Amphastar unit IMS gets FDA warning letter for South El Monte drug plant
Amphastar Pharmaceuticals Inc AMPH | 0.00 |
- Amphastar unit International Medication Systems received an FDA warning letter on July 2, 2026 over CGMP issues at its South El Monte, California plant.
- Letter followed a December 2025 FDA inspection; concerns covered investigation procedures, environmental monitoring, handling procedures, manufacturing equipment.
- FDA did not order production limits or additional recalls; International Medication Systems continues supplying products while executing remediation.
- Initial response due within 15 working days; FDA also requested a risk assessment and remediation plan.
- Amphastar is assessing business impact; it warned the FDA may take further action until deficiencies are resolved.

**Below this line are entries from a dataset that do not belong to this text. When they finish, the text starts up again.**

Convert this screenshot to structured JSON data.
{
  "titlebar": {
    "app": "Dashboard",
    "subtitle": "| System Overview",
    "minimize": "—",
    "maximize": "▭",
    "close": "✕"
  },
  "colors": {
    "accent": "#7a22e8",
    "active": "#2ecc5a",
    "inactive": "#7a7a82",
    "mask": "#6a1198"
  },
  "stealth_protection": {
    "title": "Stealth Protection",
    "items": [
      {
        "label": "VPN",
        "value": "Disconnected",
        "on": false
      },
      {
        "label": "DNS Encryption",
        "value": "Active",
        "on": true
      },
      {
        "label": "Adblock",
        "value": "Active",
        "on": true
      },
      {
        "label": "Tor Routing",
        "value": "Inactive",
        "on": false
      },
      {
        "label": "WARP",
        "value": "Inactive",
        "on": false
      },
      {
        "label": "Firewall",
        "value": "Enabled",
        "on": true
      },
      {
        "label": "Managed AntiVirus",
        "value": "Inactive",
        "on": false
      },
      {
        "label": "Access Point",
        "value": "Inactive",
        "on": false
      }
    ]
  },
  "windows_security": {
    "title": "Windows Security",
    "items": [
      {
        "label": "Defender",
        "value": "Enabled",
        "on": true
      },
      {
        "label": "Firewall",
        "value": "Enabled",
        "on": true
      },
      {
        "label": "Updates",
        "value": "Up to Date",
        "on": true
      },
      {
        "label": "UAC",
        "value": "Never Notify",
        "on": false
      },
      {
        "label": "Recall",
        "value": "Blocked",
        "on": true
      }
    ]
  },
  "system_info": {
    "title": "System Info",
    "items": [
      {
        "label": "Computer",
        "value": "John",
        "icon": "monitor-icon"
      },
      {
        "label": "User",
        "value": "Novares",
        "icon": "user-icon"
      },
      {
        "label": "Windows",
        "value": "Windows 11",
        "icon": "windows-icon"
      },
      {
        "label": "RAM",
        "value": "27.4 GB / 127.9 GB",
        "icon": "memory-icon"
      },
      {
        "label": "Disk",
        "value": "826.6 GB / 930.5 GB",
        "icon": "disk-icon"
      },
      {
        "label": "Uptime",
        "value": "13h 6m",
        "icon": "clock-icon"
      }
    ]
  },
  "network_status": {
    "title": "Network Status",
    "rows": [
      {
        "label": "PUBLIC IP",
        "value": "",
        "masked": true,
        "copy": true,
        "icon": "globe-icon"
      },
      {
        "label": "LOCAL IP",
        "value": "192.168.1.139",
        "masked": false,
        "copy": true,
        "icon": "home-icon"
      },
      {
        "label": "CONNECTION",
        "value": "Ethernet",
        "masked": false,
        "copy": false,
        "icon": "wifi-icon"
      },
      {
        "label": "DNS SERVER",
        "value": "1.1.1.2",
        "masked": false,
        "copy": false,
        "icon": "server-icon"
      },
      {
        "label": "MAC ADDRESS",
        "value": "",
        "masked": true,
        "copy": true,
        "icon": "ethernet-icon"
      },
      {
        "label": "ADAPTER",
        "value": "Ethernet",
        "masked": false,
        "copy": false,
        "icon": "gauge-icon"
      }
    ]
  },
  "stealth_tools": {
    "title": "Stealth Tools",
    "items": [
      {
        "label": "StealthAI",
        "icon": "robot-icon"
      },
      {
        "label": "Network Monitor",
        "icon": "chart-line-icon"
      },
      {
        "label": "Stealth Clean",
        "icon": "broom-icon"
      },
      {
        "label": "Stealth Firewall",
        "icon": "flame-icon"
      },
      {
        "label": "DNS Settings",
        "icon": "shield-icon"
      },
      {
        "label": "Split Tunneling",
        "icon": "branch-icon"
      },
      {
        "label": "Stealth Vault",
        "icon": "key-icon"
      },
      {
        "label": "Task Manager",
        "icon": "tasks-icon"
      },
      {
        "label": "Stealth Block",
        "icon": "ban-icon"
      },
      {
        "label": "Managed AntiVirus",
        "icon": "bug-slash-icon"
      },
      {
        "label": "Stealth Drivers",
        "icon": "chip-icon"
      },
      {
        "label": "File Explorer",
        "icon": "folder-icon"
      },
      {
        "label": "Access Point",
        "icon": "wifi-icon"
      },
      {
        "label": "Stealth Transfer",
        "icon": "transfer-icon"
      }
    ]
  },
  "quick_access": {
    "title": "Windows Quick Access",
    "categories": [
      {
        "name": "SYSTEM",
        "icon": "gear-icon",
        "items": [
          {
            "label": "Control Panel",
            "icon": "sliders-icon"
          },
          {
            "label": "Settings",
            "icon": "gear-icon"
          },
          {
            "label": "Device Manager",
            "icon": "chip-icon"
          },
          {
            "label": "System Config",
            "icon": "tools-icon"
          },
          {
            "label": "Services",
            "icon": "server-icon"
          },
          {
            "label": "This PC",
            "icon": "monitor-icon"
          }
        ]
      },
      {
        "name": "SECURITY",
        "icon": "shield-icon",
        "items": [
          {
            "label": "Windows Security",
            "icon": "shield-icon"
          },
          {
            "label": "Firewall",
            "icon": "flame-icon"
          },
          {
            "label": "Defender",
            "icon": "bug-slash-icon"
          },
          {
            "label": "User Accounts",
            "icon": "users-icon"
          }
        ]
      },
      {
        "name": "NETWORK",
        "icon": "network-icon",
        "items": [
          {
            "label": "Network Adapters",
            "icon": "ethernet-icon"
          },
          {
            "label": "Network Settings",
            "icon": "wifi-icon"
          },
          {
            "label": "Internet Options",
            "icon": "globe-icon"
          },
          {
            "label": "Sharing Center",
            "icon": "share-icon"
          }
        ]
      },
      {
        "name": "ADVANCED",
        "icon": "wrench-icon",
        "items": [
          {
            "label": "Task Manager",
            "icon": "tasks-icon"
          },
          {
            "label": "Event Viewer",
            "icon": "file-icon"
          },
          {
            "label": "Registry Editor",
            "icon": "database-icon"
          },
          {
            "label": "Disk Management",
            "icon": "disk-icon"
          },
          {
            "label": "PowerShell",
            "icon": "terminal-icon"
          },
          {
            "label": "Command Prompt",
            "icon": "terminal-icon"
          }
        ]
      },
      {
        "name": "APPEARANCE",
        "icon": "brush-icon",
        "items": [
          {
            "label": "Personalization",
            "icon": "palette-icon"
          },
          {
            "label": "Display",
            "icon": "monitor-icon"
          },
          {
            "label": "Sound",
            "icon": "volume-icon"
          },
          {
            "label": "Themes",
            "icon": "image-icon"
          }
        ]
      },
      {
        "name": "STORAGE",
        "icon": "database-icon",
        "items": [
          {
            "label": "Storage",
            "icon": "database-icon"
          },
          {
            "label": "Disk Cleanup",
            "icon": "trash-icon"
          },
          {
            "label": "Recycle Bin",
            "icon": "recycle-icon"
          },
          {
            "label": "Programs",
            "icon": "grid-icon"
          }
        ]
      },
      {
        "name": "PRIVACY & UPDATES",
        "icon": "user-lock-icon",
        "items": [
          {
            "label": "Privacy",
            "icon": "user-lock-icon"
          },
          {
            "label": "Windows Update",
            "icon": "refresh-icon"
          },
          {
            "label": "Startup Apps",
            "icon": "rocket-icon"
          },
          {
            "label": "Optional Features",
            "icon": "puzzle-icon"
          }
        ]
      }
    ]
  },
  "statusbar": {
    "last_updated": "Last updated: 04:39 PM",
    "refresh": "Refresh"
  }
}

Disclaimer: This news brief was created by Public Technologies (PUBT) using generative artificial intelligence. While PUBT strives to provide accurate and timely information, this AI-generated content is for informational purposes only and should not be interpreted as financial, investment, or legal advice. Amphastar Pharmaceuticals Inc. published the original content used to generate this news brief via EDGAR, the Electronic Data Gathering, Analysis, and Retrieval system operated by the U.S. Securities and Exchange Commission (Ref. ID: 0001297184-26-000041), on July 08, 2026, and is solely responsible for the information contained therein.